There is still time to achieve this. NICE published its draft decision on Thursday, which will be finalised later this year.

However, pharmaceutical companies want to recoup the costs of their years of research and development, and the sector has produced many costly misfires and dead ends.

Lecanemab and donanemab are also very expensive drugs called monoclonal antibodies. These are lab-made versions of the antibodies your immune system makes naturally to fight disease.

For Alzheimer’s, these antibodies were designed to target a sticky protein called amyloid, which clogs the spaces between brain cells. Amyloid is a key feature of Alzheimer’s, and the antibodies clear it away.

But these drugs are difficult to design and manufacture, which inevitably makes them expensive. You can’t get monoclonal antibodies for the price of aspirin.

The drug is also not approved for use in people with certain genetic mutations that actually increase their risk of developing Alzheimer’s disease, so genetic testing is necessary.

These drugs carry risks of brain swelling, bleeding or brain hemorrhage, and some can be fatal. So monitoring adds costs.

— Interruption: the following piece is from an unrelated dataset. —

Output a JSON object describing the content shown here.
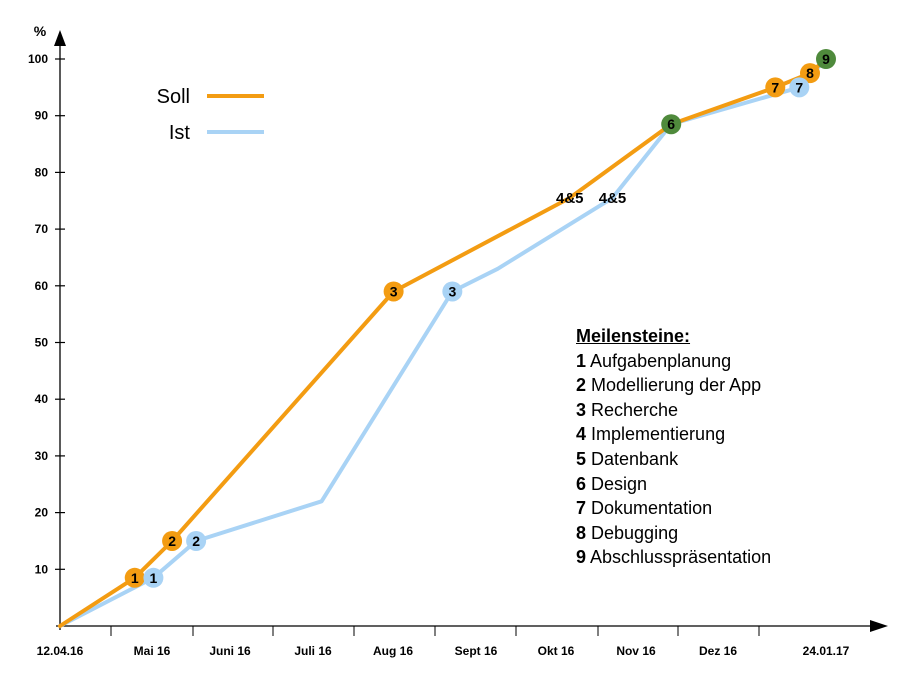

Blood tests for Alzheimer’s disease, drugs that require fewer infusions or produce fewer side effects, or better ways to predict who is at risk for side effects could also theoretically reduce the cost of care around these drugs.

But as things stand, treating the 70,000 people who would technically be eligible for the drug in England could cost around £1.4bn a year, and a similar sum for NHS care. This has been assessed as a poor use of taxpayers’ money for a drug whose impact is widely considered to be “low”.

This is a historic week. For the first time, a drug capable of slowing the progression of Alzheimer’s disease has been approved.

For decades, dementia was considered an inevitable consequence of aging. Then it became clear that it was a disease. Today, we are optimistic that we are on the verge of doing something about it.